8-Öğrencilerin derse katılımları? Yahu ne öğrencisi, neredeyse dışarıdan insan toplayıp derse katacaklar. Olur da bu kadar olur yani.
Şimdi diyeceksiniz ki ’’Sami Hoca amma da uçtun. Şimdiye kadar müfettişlerin herhangi bir okula olumlu rapor verdiği görülmüşmüdür?’’ Yahu durun. Rapor birtmedi ki hele bekleyin. Unuttunuz yine...Her raporun bir de Ancaaaakkkkk diye başlayan kısmı vardır. Şimdi oradayız.
Ancakkkkkk
Yine yaptığımız denetimler sonucunda aşağıdaki eksiklikler tespit edildiğinden iş bu denetim sonucunda ..... İli......Okulu teftişimizden 60 puan almıştır. Görülen aksaklıklar şunlardır:
1- Okulun banyosundaki soyunma odasındaki bankların üzeri meşin kaplanmamış olduğundan bu banklara oturarak soyunan öğrencilerin kıçları üşümektedir.
2-Yemekler tabldot denilen ve içine farklı yemekler konan tepsilerle verilmektedir oysa porselen tabak olması lazım.
3-Aşçının başındaki kep maviydi oysa yönetmeliklerimiz beyaz kep diyor.
4-Günlük planlarda bazı öğretmenler dersin amacını dersin konusundan sonra yazmışlar oysa, önce amacını, sonra konusunu yazmaları gerekiyordu.
5-Okulun rengini de beğenmedik.
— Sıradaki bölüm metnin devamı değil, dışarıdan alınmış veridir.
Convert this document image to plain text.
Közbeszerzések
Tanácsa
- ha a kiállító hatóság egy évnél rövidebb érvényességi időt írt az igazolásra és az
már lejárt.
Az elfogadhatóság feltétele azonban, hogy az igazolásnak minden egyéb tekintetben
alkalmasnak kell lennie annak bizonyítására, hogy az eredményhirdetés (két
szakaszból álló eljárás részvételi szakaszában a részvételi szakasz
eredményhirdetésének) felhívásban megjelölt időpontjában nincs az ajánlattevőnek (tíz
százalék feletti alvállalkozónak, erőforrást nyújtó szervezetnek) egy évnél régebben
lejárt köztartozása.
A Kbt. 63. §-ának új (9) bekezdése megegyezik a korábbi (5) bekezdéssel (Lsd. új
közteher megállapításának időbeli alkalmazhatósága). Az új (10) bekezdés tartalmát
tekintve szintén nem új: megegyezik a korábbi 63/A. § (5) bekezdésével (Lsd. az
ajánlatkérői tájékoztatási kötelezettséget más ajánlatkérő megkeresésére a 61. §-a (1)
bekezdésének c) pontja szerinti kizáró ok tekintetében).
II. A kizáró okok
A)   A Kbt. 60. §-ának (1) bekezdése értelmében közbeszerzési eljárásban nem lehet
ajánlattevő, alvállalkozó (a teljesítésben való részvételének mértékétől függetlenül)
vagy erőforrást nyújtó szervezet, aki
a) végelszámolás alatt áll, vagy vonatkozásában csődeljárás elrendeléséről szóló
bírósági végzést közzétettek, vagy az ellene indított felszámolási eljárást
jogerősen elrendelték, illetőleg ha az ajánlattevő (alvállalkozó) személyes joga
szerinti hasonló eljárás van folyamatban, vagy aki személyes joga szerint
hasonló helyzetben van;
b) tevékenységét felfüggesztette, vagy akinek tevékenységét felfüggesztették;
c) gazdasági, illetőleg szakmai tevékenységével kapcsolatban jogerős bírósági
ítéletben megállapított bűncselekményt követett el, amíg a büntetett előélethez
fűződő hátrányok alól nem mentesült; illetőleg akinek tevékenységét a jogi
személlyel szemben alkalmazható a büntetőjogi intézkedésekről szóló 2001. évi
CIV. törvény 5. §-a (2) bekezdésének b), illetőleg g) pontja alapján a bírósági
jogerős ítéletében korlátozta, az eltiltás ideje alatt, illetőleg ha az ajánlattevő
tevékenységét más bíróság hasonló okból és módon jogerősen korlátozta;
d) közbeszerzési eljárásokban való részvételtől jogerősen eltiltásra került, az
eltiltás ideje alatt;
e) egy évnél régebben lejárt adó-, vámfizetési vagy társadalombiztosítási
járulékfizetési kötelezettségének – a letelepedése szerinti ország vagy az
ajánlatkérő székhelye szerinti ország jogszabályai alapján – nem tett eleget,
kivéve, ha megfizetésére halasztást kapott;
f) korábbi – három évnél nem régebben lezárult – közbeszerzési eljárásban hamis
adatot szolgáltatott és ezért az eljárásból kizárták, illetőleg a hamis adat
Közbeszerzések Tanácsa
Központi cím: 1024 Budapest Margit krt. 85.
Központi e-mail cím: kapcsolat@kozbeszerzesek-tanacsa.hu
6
Ne o öyle türbe gibi yemyeşil.?
Rapor bu minval üzere eksikliklerin sıralanması ile tamamlanır. Sonra bu raporlar ne olur işin doğrusu bilmem. Milli Eğitim Bakanlığına ilgili birimlere götürülür sanırım. Onlar da bakarlar ki oooooo okullar fıstık. O bahsedilen bir iki eksik nasılsa halledilir.
Okulda ne olur peki? Her sene ( Evet her sene ), Her dönem başında Öğretmenler Kurulu Karar Gündeminin İstiklal Marşı, saygı duruşu ve yoklama maddesinden sonraki maddesi ’’ En son teftiş raparonun okunması, teftiş raporunda belirtilen eksikliklerin nasıl halledileceğinin mülahaza edilmesidir. En az üç sene böyle devam eder. Bakanlık müfettişleri en erken üç sene sonra uğrarlar bir daha. İlköğretim Müfettişleri ise her sene uğrar lakin - darılacaklar, gücenecekler, hatta kızacaklar biliyorum ama doğruya doğru - onları pek sallayan olmazdı.
Ben ancak ve ancak içinde bulunduğum Milli Eğitimdeki denetimleri yazabilirim. Öyle anlaşılıyor ki başka kurumlarda denetimler farklı oluyor. Öyle ya millet ’’ Yahu on defa denetlenmiş bir ocakta nasıl olur böyle bir facia ??’’ Diye soruyor da.
Peki neden Katliam diye başlık attım? Ne bileyim işte öyle...
Not: Devlet okullarını yazdım ya...Özel okullarda denetim nasıl oluyor onu da anlatayım mı?
YORUMLAR
Artık okullarda öğretmenlerin müfettişler tarafından teftişi kalktı Sami Hocam.
Sadece idareyi teftiş ediyor müfettişler.
Tabi ki öğretmenlerde yıl içersinde müdür tarafından teftiş ediliyor.
Günün yazısı ve yazarını tebrik ediyorum.
sami biberoğulları
Milli Eğtğm Bakanlığının garazı banaymış demek ki. Ben emekli oldum ondan sonra kaldırmışlar ders teftişini lakin gelen gideni aratmış. Müdürle aran iyi değilse hapı yuttuğunun resmidir.
Selam ve sevgilerimle.
Böyle gelmiş böyle gider, ne kadar kötü bir gerçek. Bu denetim tipi her denetimimiz için geçerli. Yalnızca okul dâireleri değil. Ve yazık ki aklanabilecek tek bir mecrâ dahî yok. O kadar çok ki örnekler bir o kadar da haklı sebebler.. Sinirlerim böyle şeyleri düşünmek için pek de güçlü sayılmaz çünkü kendimizi avutacak bir tarafı da yok bunların. Hani denetimlerde ıskalıyoruz da en azından faydalı sonuçları olabiliyor, denebilir mi.. İmkânsız.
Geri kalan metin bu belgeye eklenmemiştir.